How to Discuss Divorce with the Kids
Learn how to discuss divorce with children. To consult with a reputable family law attorney in Chicago, IL, call Larimer Law, LLC today at 773-370-0600.
Learning appropriate ways to discuss divorce with children, taking into consideration their age and maturity level at the time of the discussion, can help ensure an easier and healthier transition for kids. Divorce can be a particularly difficult process for children to understand and experience. Experts assert that children often perceive divorce as the loss of family and the process may cause emotional trauma.
The following guide can help parents communicate with their kids about divorce.
Communicating with Infants
While parents won't need to discuss divorce with babies from birth to 18 months in age, they do need to maintain a consistent routine. Throughout the divorce process, parents should maintain normal schedules when it comes to feeding their children and putting them to bed. Physical comfort and familiarity are key at this time.
Communicating with Toddlers
For children ages 18 months to three years, maintaining a consistent routine is equally important. Children can be distraught if drastic changes take place that disrupt their life, even in seemingly small ways. They can grow emotional and may lash out in different ways to get attention. During these times, parents should try to maintain routines that keep day-to-day life consistently predictable for young children. It's also important to make sure toddlers receive enough attention and pay attention to how the child is feeling. Providing reassurance that the split between the parents has nothing to do with the child's behaviors can help young children cope.
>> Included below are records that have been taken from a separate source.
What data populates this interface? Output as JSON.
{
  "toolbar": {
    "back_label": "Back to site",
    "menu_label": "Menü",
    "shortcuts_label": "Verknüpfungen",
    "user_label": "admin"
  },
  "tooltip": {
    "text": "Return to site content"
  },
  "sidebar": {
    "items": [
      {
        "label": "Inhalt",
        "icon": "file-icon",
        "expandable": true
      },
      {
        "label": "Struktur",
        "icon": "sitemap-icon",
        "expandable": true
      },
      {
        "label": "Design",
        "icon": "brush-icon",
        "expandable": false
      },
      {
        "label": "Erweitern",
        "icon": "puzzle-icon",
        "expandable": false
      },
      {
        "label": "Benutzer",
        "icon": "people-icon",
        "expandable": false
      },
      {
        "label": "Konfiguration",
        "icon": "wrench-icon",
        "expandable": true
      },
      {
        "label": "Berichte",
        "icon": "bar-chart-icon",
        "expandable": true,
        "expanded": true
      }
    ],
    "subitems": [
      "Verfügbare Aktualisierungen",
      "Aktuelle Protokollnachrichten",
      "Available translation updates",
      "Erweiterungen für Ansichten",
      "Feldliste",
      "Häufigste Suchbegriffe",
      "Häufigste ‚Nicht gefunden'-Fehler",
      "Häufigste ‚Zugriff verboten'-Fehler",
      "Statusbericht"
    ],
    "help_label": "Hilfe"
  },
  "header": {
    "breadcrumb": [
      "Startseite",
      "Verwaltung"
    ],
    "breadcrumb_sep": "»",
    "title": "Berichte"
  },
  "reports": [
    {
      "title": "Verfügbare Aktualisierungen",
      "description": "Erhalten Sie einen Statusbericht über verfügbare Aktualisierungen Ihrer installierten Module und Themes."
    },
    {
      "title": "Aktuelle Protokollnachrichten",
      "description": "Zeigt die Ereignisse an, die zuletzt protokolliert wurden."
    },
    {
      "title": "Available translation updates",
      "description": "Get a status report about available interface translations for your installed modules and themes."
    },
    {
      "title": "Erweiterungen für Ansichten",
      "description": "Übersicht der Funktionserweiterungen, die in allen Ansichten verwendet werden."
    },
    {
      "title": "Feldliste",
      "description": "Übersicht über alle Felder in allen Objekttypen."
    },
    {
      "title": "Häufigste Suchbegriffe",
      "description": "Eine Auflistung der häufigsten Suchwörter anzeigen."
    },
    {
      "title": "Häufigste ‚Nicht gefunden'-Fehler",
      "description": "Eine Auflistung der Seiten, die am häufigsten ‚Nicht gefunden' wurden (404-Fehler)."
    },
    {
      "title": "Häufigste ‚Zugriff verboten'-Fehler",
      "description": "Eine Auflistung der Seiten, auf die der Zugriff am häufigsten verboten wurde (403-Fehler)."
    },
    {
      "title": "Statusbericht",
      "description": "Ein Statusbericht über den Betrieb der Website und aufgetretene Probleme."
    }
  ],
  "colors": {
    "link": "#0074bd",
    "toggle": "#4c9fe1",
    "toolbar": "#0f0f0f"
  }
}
Speaking with Preschoolers and Older Children
Children around the ages of three to six may also believe that they're responsible for the breakup of their parents' relationships. During these times, parents should comfort their children by openly discussing how the child is feeling. Like with younger children, parents should help kids in this age group understand that they aren't responsible for the divorce.
For older children ages six to 11, a divorce could lead to a lack of self-esteem or blaming one or the other parent. Parents should make sure they communicate regularly with their children and encourage them to continue engaging in the activities they enjoy. Regular visitation schedules and effective collaboration between parents are also vital.
Taking these steps can help children adapt to divorce and minimize the emotional distress they may experience throughout the process.